The actual driver program is emboss_front_end.py, which just calls glue.ParseEmbossFile and prints the results.

File Parsing

Per-file parsing consumes the text of a single Emboss module, and produces an “undecorated” IR for the module, containing only syntactic-level information from the module.

This “undecorated” IR is (almost) a subset of the final IR: later steps will add information and perform validation, but will rarely remove anything from the IR before it is emitted.

Tokenization

Implemented in tokenizer.py

The tokenizer is a fairly standard tokenizer, with Indent/Dedent insertion a la Python. It divides source text into parse_types.Symbol objects, suitable for feeding into the parser.

Syntax Tree Generation

Implemented in lr1.py and parser_generator.py, with a façade in structure_parser.py

Emboss uses a pretty standard Shift-Reduce LR(1) parser. This is implemented in three parts in Emboss:

A generic parser generator implementing the table generation algorithms from Compilers: Principles, Techniques, & Tools and the error-marking algorithm from Generating LR Syntax Error Messages from Examples.
An Emboss-specific parser builder which glues the Emboss tokenizer, grammar, and error examples to the parser generator, producing an Emboss parser.
The Emboss grammar, which is extracted from the file normalizer (module_ir.py).

Normalization

Implemented in module_ir.py

Once a parse tree has been generated, it is fed into a normalizer which recursively turns the raw syntax tree into a “first stage” intermediate representation (IR). The first stage IR serves to isolate later stages from minor changes in the grammar, but only contains information from a single file, and does not perform any semantic checking.

Import Resolution

TODO(bolms): Implement imports.

After each file is parsed, any new imports it has are added to a work queue. Each file in the work queue is parsed, potentially adding more imports to the queue, until the queue is empty.

Symbol Resolution

Implemented in symbol_resolver.py

Symbol resolution is the process of correlating names in the IR. At the end of symbol resolution, every named entity (type definition, field definition, enum name, etc.) has a CanonicalName, and every reference in the IR has a Reference to the entity to which it refers.

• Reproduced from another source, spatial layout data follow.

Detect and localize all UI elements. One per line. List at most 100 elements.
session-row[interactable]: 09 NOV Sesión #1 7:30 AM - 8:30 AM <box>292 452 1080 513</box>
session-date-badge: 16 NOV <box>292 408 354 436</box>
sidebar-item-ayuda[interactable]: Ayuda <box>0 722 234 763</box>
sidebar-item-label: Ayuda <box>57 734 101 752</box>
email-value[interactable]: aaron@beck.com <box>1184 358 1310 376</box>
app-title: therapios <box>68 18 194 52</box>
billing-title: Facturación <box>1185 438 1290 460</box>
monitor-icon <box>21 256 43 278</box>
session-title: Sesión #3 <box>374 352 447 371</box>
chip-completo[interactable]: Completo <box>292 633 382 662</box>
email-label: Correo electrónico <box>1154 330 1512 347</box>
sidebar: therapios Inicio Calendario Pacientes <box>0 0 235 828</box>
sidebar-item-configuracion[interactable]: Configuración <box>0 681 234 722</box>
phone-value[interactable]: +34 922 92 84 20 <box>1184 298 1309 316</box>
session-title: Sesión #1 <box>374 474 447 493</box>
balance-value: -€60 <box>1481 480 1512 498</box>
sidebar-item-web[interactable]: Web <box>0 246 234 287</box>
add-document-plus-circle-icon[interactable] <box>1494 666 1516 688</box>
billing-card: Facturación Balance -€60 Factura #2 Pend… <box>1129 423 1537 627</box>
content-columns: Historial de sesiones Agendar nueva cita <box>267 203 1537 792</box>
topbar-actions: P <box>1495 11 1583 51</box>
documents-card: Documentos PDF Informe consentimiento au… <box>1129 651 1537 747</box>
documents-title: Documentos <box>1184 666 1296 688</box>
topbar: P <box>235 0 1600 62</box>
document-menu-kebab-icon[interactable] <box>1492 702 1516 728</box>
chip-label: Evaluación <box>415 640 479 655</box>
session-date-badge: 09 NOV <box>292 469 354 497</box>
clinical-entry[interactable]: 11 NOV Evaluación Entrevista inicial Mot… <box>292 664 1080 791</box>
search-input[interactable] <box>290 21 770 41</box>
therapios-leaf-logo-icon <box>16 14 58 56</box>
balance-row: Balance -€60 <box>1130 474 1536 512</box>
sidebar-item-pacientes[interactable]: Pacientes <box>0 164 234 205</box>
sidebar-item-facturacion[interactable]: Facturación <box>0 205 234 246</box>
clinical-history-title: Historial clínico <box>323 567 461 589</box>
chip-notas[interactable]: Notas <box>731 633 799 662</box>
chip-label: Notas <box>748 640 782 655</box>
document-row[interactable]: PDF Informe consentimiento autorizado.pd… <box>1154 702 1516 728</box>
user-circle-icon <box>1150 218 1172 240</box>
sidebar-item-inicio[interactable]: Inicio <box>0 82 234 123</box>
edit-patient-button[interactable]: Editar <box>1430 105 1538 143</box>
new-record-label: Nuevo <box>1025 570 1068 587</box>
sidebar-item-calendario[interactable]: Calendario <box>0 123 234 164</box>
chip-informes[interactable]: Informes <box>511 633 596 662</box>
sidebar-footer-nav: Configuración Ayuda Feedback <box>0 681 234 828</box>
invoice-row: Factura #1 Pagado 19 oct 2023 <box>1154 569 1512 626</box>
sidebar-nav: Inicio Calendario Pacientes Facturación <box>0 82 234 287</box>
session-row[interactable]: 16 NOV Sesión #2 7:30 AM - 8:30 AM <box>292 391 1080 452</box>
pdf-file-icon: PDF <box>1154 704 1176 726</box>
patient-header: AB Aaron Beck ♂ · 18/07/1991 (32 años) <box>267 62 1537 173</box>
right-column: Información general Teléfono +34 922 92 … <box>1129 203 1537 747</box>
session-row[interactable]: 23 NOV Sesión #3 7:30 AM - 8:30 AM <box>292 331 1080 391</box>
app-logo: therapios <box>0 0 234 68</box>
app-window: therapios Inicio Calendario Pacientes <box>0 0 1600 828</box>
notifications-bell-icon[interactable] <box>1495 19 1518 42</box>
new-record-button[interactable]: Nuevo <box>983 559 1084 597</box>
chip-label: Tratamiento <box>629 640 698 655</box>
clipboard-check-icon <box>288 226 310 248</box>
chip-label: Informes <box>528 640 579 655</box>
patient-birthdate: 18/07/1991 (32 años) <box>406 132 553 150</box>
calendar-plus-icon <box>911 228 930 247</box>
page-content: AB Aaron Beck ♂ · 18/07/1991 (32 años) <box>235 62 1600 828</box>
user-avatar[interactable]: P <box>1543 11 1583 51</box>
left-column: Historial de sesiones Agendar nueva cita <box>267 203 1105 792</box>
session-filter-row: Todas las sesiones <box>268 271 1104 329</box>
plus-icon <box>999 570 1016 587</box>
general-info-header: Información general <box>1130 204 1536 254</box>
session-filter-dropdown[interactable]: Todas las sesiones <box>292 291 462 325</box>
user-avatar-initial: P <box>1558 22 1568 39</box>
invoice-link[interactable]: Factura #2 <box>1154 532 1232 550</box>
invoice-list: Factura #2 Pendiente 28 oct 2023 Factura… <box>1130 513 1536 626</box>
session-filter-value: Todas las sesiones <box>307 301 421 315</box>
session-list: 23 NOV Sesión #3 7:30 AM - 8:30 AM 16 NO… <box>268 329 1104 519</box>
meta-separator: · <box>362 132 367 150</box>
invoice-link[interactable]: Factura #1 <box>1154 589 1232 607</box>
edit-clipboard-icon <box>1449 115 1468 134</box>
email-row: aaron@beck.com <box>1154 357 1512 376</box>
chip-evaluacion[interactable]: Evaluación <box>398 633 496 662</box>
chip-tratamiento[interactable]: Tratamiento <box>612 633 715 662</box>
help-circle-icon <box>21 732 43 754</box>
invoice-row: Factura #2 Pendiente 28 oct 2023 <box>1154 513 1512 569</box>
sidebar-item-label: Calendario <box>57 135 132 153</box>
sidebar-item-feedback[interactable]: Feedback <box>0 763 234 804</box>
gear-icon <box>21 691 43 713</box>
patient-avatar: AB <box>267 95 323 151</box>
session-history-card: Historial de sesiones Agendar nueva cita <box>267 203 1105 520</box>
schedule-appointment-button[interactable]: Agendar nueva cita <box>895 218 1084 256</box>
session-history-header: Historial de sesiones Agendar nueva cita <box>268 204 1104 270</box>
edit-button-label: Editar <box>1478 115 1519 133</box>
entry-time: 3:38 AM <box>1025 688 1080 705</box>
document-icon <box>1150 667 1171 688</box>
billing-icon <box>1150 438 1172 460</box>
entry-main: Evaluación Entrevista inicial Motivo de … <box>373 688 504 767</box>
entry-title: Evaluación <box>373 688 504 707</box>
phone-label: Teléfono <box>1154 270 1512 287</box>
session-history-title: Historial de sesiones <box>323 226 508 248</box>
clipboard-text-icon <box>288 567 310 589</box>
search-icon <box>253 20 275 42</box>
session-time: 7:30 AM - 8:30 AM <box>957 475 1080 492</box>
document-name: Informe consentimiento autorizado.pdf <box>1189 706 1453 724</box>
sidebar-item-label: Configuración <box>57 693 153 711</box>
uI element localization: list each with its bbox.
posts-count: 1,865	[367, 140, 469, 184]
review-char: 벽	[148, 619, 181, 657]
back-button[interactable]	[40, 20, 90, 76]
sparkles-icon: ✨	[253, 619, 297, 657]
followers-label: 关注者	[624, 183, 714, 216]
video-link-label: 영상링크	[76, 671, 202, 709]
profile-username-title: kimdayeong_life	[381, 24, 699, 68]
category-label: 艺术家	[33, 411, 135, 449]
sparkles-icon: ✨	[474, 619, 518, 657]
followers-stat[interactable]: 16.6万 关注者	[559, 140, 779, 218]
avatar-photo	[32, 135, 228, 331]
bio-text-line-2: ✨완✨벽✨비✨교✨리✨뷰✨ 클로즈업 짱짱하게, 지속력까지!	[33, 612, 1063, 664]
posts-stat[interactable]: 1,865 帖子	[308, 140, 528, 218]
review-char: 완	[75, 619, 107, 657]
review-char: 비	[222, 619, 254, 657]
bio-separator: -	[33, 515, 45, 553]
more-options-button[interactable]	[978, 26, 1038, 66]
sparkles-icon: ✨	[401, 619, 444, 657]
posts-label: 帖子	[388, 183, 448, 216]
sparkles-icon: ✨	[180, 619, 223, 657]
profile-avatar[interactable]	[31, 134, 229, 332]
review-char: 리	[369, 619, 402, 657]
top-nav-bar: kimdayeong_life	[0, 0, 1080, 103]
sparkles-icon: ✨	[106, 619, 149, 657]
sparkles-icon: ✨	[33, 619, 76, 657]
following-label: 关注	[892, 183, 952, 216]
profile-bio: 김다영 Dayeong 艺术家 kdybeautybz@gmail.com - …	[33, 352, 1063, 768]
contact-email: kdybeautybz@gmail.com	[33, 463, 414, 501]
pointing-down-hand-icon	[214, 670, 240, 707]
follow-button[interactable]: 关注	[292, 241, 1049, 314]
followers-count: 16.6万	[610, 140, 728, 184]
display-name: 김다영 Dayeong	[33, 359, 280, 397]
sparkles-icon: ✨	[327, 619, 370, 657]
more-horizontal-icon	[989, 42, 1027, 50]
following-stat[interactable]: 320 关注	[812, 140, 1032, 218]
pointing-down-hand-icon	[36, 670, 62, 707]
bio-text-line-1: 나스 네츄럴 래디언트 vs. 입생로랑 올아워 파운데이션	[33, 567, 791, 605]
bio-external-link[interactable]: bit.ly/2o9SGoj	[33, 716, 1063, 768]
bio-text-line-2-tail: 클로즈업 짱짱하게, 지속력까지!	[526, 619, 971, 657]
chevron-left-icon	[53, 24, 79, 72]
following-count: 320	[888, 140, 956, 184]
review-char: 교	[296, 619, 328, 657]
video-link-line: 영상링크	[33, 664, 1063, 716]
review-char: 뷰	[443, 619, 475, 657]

This assignment occurs in two passes. First, the full IR is scanned, generating scoped symbol tables (nested dictionaries of names to CanonicalName), and assigning identities to each Name in the IR. Then the IR is fully scanned a second time, and each Reference in the IR is resolved: all scopes visible to the reference are scanned for the name, and the corresponding CanonicalName is assigned to the reference.

Validation

TODO(bolms): other validations?

Size Checking

TODO(bolms): describe

Overlap Checking

TODO(bolms): describe

Back End

Implemented in back_end/...

Currently, only a C++ back end is implemented.

A back end takes Emboss IR and produces code in a specific language for manipulating the Emboss-defined data structures.

C++

Implemented in header_generator.py with templates in generated_code_templates, support code in emboss_cpp_util.h, and a driver program in emboss_codegen_cpp.py

The C++ code generator is currently very minimal. header_generator.py essentially inserts values from the IR into text templates.

TODO(bolms): add more documentation once the C++ back end has more features.